Imagine there are three people in a room and each person is pointing a gun at the other two people. Anybody can chose to fire their weapon at any time, but they cannot actually hit and disable the other two before those parties get a shot off. If the participants are rational then a stable equilibrium exists. Nobody will fire. Next, it is proposed that three parties put their loaded guns on a table a few steps away and then return to the original position of facing each other. None of the parties is now sure of who could get to the guns and get a shot off first. That is not a stable equilibrium.

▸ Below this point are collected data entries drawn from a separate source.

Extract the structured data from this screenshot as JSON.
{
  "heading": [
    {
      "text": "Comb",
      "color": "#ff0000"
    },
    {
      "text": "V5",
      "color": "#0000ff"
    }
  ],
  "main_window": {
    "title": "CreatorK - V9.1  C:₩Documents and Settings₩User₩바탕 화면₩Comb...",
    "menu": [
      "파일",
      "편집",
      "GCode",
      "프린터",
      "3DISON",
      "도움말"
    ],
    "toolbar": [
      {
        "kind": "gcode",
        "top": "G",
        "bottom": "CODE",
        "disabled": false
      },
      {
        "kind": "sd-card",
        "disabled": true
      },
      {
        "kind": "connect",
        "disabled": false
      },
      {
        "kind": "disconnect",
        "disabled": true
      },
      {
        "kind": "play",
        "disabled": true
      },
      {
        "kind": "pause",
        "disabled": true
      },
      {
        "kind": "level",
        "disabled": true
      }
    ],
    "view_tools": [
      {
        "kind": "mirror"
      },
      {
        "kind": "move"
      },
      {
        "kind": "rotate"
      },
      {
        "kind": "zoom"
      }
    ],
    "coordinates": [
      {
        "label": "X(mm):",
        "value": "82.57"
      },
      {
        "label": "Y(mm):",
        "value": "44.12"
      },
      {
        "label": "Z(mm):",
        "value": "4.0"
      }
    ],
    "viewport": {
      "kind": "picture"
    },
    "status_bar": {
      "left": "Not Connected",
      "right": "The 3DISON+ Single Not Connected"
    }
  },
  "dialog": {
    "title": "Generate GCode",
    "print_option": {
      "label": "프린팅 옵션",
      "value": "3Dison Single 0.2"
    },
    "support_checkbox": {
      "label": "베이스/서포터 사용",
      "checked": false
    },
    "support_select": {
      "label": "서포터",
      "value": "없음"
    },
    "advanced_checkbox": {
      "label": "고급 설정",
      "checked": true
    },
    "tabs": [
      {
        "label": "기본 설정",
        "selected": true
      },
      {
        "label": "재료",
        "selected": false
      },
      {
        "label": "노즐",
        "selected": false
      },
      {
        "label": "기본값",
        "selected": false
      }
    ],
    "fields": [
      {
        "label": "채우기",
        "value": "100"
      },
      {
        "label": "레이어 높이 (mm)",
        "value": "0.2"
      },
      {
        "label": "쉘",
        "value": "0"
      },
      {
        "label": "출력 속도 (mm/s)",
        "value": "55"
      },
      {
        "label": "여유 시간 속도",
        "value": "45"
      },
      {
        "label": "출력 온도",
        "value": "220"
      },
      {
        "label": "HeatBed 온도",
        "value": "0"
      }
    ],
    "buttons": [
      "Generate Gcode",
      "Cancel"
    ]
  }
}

A push for total global nuclear disarmament is discussed in the Economist this week. This strikes me as incredibly naive, especially for the usually level headed Economist. The suggestion is that we move from an equilibrium of mutually assured destruction to an unstable situation where nuclear weapons don’t exist but can be produced in a short period of time. It is just a dumb idea. How would any of the existing powers convince themselves that the others were not secretly harbouring weapons that were ready for launch? Facing that concern every power would secretly store weapons and we would go from a world where the weapons are out in the open, to where they are hidden.
Extending the analogy above the supporters of total nuclear disarmament, say that we are about to go to a world where instead of three people pointing guns at each other we will have 15 people pointing guns at each other, and not all of them will be thinking rationally. Maybe so, but is the US disarming itself going to make North Korea less likely or more likely to use nuclear weapons?